Pattern p = Pattern.compile(expr);
Matcher m = p.matcher(string);
m.find();
So you want to know not whether a String s matches the regex, but whether there might be a longer String starting with s that would match? Sorry, Regexes can't help you there because you get no access to the internal state of the matcher; you only get the boolean result and any groups you have defined, so you never know why a match failed.
If you're willing to hack the JDK libraries, you can extend (or probably fork) java.util.regex and give out more information about the matching process. If the match failed because the input was 'used up' the answer would be true; if it failed because of character discrimination or other checks it would be false.

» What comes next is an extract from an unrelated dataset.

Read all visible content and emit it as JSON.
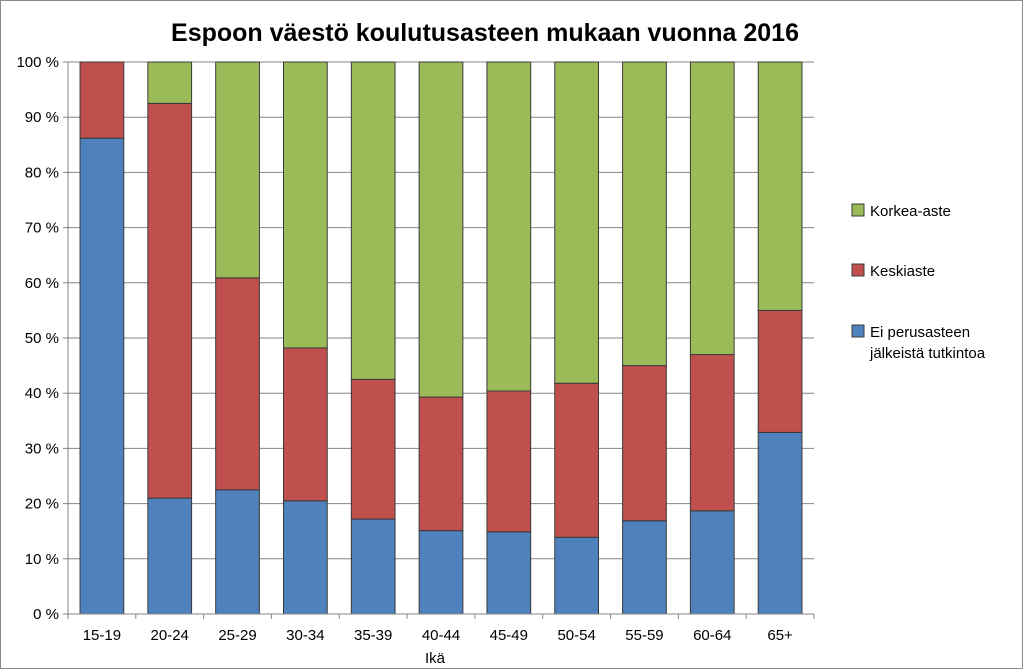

That seems like a lot of work though, because your problem is completely the opposite of what regexes are supposed to do.
Another option: maybe you can simply redefine the task so that you can treat the input as the regexp and match aabb against *aa.**? You have to be careful about regex metacharacters, though.

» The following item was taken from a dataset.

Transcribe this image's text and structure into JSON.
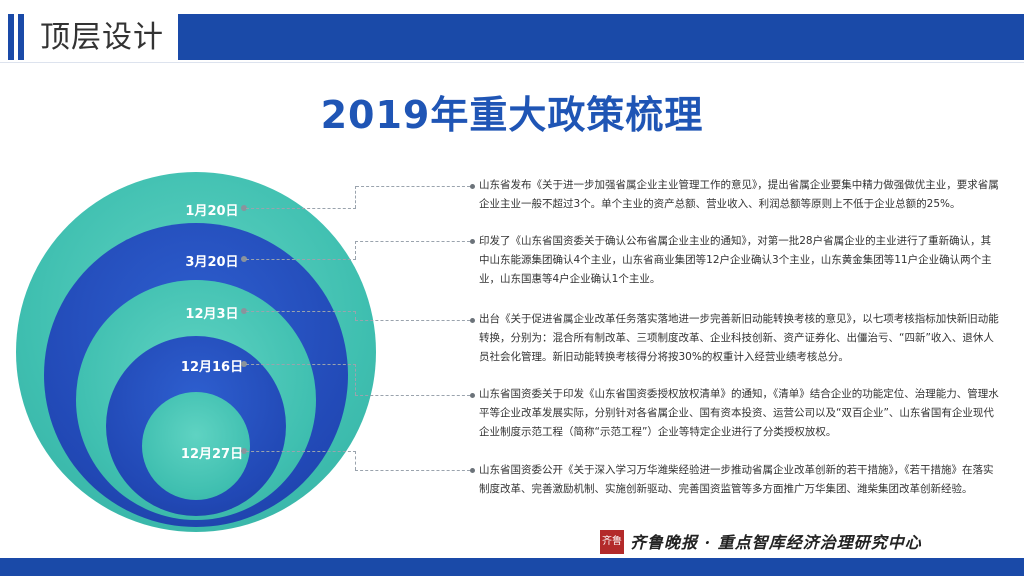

For the example you give you could try to use an anti-pattern to disqualify invalid results. For example "^[^a]" would tell you you're input "c..." can't match your example pattern of "aabb".
Depending on your pattern you may be able to break it up into smaller patterns to check and use multiple matchers and then set their bounds as one match occurs and you move to the next. This approach may work but if you're pattern is complex and can have variable length sub-parts you may end up reimplementing part of the matcher in your own code to adjust the possible bounds of the match to make it more or less greedy. A pseudo-code general idea of this would be:
boolean match(String input, Matcher[] subpatterns, int matchStart, int matchEnd){
matcher = next matcher in list;
int stop = matchend;
while(true){
if matcher.matches input from matchstart -> matchend{
if match(input, subpatterns, end of current match, end of string){
return true;
}else{
//make this match less greedy
stop--;
}
}else{
//no match
return false;
}
}
}
You could then merge this idea with the anti-patterns, and have anti-subpatterns and after each subpattern match you check the next anti-pattern, if it matches you know you have failed, otherwise continue the matching pattern. You would likely want to return something like an enum instead of a boolean (i.e. ALL_MATCHED, PARTIAL_MATCH, ANTI_PATTERN_MATCH, ...)

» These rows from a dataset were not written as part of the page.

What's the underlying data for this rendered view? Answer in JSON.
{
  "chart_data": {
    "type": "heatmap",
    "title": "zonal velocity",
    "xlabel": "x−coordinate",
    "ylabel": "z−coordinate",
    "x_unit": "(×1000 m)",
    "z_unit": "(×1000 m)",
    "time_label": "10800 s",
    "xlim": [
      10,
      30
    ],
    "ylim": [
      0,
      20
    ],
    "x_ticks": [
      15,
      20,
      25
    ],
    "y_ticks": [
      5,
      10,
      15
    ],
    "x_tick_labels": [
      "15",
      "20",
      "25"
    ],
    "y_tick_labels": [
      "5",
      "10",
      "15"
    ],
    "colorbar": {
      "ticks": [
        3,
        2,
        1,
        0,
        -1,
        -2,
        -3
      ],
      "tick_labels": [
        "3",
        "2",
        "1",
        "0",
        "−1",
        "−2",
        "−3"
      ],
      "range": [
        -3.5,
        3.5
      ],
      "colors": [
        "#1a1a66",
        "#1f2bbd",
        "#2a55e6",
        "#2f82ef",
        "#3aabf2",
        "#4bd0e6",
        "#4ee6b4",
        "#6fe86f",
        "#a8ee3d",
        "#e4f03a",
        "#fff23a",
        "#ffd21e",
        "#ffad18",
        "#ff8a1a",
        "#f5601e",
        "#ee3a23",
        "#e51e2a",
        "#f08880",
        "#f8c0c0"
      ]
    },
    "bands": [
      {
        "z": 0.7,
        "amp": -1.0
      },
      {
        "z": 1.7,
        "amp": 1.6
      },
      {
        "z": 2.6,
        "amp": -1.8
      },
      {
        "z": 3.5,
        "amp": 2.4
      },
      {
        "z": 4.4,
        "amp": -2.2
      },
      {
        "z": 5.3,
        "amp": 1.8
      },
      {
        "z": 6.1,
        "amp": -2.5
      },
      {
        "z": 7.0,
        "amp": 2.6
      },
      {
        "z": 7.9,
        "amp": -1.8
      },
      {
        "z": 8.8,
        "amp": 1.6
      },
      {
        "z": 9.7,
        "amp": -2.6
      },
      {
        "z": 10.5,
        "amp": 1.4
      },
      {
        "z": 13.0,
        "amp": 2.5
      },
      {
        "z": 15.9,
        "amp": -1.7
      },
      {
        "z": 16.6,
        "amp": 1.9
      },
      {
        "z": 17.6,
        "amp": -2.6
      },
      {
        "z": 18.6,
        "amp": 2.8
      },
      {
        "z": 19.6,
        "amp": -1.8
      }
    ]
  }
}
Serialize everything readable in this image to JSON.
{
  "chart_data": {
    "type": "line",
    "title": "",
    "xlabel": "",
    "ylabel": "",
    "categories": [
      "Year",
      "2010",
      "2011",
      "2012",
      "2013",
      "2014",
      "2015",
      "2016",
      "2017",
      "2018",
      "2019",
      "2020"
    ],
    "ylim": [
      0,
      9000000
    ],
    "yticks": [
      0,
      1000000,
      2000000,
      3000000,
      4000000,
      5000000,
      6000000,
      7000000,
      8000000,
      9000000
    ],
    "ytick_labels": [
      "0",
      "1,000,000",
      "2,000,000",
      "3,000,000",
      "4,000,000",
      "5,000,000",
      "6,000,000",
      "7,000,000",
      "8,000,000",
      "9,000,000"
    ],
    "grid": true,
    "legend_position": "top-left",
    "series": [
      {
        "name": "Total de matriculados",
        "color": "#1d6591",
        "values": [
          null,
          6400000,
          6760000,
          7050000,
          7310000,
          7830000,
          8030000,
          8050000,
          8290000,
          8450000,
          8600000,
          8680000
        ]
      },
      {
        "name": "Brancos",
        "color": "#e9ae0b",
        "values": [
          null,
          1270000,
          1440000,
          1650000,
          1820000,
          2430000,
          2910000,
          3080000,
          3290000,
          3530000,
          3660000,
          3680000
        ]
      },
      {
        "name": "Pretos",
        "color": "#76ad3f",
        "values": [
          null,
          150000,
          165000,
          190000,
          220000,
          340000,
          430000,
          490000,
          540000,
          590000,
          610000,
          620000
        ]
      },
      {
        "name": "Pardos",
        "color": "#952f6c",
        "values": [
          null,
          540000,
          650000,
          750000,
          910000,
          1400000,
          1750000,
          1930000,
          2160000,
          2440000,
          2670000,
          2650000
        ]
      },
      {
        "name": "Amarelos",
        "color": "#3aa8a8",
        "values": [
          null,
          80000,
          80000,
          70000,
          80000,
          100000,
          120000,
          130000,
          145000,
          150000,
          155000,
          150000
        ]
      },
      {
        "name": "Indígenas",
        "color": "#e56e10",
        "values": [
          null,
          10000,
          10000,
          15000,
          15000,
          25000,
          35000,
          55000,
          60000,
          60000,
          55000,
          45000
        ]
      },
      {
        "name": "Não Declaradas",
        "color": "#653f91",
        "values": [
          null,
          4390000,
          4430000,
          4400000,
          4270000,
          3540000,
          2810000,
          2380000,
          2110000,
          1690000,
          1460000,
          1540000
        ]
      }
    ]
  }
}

Again depending on the complexity of your actual pattern that you are trying to match writing the appropriate sub patterns / anti-pattern may be difficult if not impossible.
One way to do this is to parse your regex into a sequence of sub-regexes, and then reassemble them in a way that allows you to do partial matches; e.g. "abc" has 3 sub-regexes "a", "b" and "c" which you can then reassemble as "a(b*(c)?)?".
Things get more complicated when the input regex contains alternation and groups, but the same general approach should work.
The problem with this approach is that the resulting regex is more complicated, and could potentially lead to excessive backtracking for complex input regexes.
If you make each character of the regex optional and relax the multiplicity constraints, you kinda get what you want. Example if you have a matching pattern "aa(abc)+bbbb", you can have a 'possible match' pattern 'a?a?(a?b?c?)*b?b?b?b?'.
This mechanical way of producing possible-match pattern does not cover advanced constructs like forward and backward refs though.
You might be able to accomplish this with a state machine (http://en.wikipedia.org/wiki/State_machine). Have your states/transitions represent valid input and one error state. You can then feed the state machine one character (possibly substring depending on your data) at a time. At any point you can check if your state machine is in the error state. If it is not in the error state then you know that future input may still match. If it is in the error state then you know something previously failed and any future input will not make the string valid.